|Biden Says Weakened Russia Will Bend to U.S.|
By PETER SPIEGEL
WASHINGTON -- Vice President Joe Biden said in an interview that Russia's economy is "withering," and suggested the trend will force the country to make accommodations to the West on a wide range of national-security issues, including loosening its grip on former Soviet republics and shrinking its vast nuclear arsenal.
Mr. Biden said he believes Russia's economic problems are part of a series of developments that have contributed to a significant rethinking by Moscow of its international self-interest. The geographical proximity of the emerging nuclear programs in Iran and North Korea is also likely to make Russia more cooperative with the U.S. in blocking their growth, he said.
But in the interview, at the end of a four-day trip to Ukraine and Georgia, Mr. Biden said domestic troubles are the most important factor driving Russia's new global outlook. "I think we vastly underestimate the hand that we hold," he said.

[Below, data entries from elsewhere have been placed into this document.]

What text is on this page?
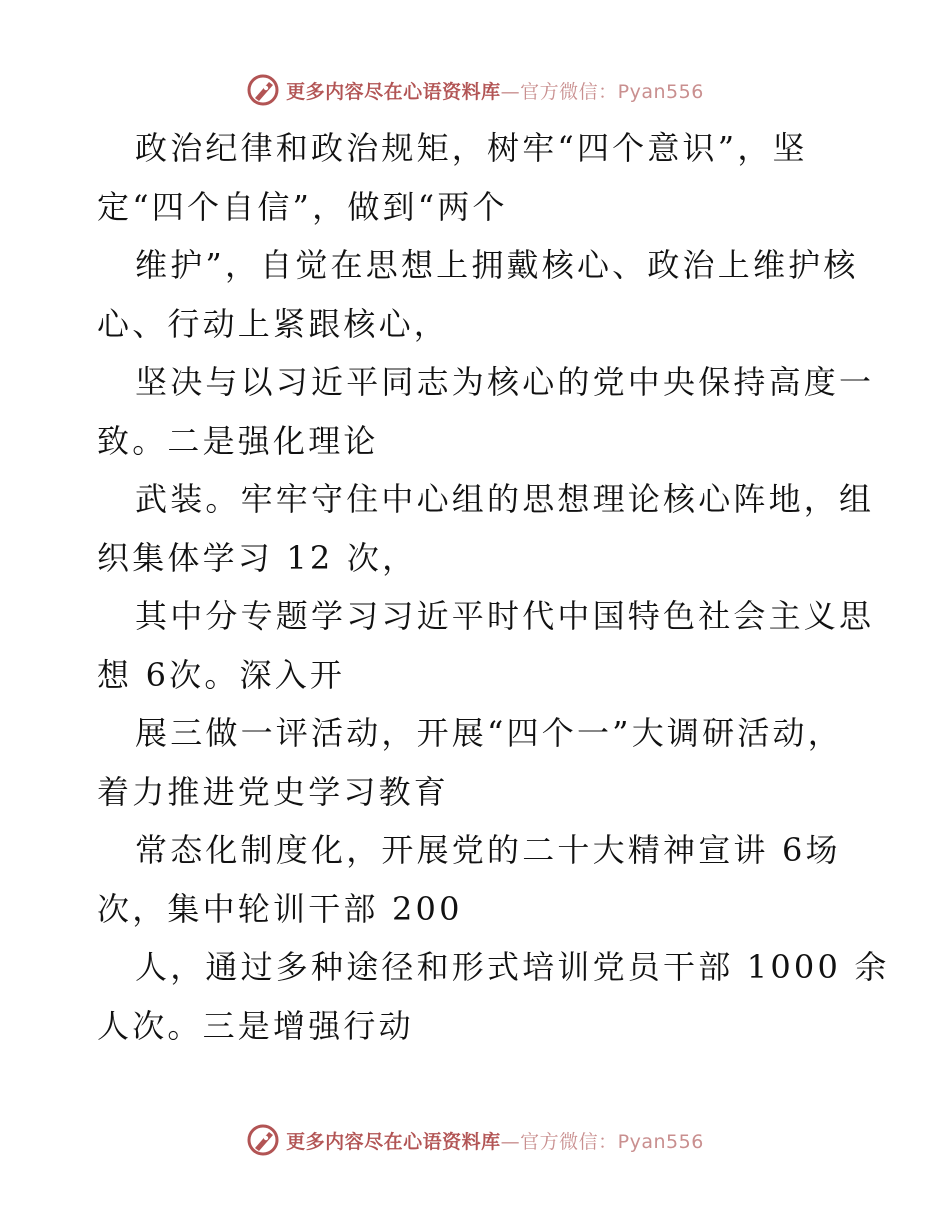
更多内容尽在心语资料库—官方微信：Pyan556
政治纪律和政治规矩，树牢“四个意识”，坚
定“四个自信”，做到“两个
维护”，自觉在思想上拥戴核心、政治上维护核
心、行动上紧跟核心，
坚决与以习近平同志为核心的党中央保持高度一
致。二是强化理论
武装。牢牢守住中心组的思想理论核心阵地，组
织集体学习 12 次，
其中分专题学习习近平时代中国特色社会主义思
想 6次。深入开
展三做一评活动，开展“四个一”大调研活动，
着力推进党史学习教育
常态化制度化，开展党的二十大精神宣讲 6场
次，集中轮训干部 200
人，通过多种途径和形式培训党员干部 1000 余
人次。三是增强行动
更多内容尽在心语资料库—官方微信：Pyan556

"Russia has to make some very difficult, calculated decisions," Mr. Biden said. "They have a shrinking population base, they have a withering economy, they have a banking sector and structure that is not likely to be able to withstand the next 15 years, they're in a situation where the world is changing before them and they're clinging to something in the past that is not sustainable."
Mr. Biden's remarks were the most pointed to date by a senior administration official on why the Obama administration believes its "reset" with Russia is likely to succeed, while previous efforts to engage Moscow by the Clinton and Bush administrations ended with little progress.
The remarks also are among the administration's most critical of Russia's current role in the world, and come just weeks after President Barack Obama insisted that the U.S. seeks a "strong, peaceful and prosperous Russia" in an address at his high-profile July summit in Moscow with Russian President Dmitry Medvedev.
Natalya Timakova, a spokeswoman for Mr. Medvedev, declined to comment on Mr. Biden's remarks. Ms. Timakova acknowledged that the Russian government is currently looking at many of the issues he raised -- including economic challenges, the banking sector and the country's shrinking population.
Despite Russia's economic and geopolitical difficulties, Mr. Biden said, Moscow could become more belligerent in the short term unless the U.S. continues to treat Russia as a major player on the international stage. He said Russian leaders are gradually beginning to grasp their diminished global role, but that the U.S. should be cautious not to overplay its advantage.
"It won't work if we go in and say: 'Hey, you need us, man; belly up to the bar and pay your dues,' " he said. "It is never smart to embarrass an individual or a country when they're dealing with significant loss of face. My dad used to put it another way: Never put another man in a corner where the only way out is over you."
Since the end of the Cold War, consecutive U.S. administrations have tried to re-engage with Moscow on a range of foreign-policy issues, in the belief that the two countries had increasingly common national-security interests. After initial charm offensives, however, both the Clinton and Bush administrations' efforts were stymied.
Mr. Biden's remarks illustrate the extent to which the Obama administration believes the balance of power is shifting toward Washington, giving the White House a new opening to leverage its strategic advantages to persuade Moscow to reduce Russia's nuclear arsenal, loosen its grip on emerging democracies on its border, and cooperate on Iran and North Korea.
"It's a very difficult thing to deal with, loss of empire," Mr. Biden said. "This country, Russia, is in a very different circumstance than it has been any time in the last 40 years, or longer."
Specifically, he said, economic troubles played a central role in Moscow's strong desire to restart nuclear-reduction talks. He noted that Russia can no longer afford to maintain an arsenal that, while much smaller than Cold War levels, is still one of the two largest in the world by far. "All of sudden, did they have an epiphany and say: 'Hey man, we don't want to threaten our neighbors?' No," Mr. Biden said. "They can't sustain it."
He also argued that Russia's domestic struggles have made it less able to influence events in its so-called near abroad -- the former Soviet republics that, to varying degrees, are seeking increased independence from Moscow.
Russia maintains thousands of troops in the northern Georgian provinces of Abkhazia and South Ossetia, and has shut off gas flows into Ukraine twice in the last three years. Despite such shows of power, Mr. Biden said, even a close Russian protectorate such as Belarus has shown signs of bucking Moscow recently.
Mr. Biden said Moscow's efforts to strong-arm former Soviet republics through use of its energy resources have backfired. He noted that Russia's running dispute with Ukraine has galvanized European efforts to build a new pipeline through Turkey and southern Europe, known as Nabucco, that would bypass Russia.
"Their actions relative to essentially blackmailing a country and a continent on natural gas, what did it produce?" he said. "You've now got an agreement that no one thought they could have."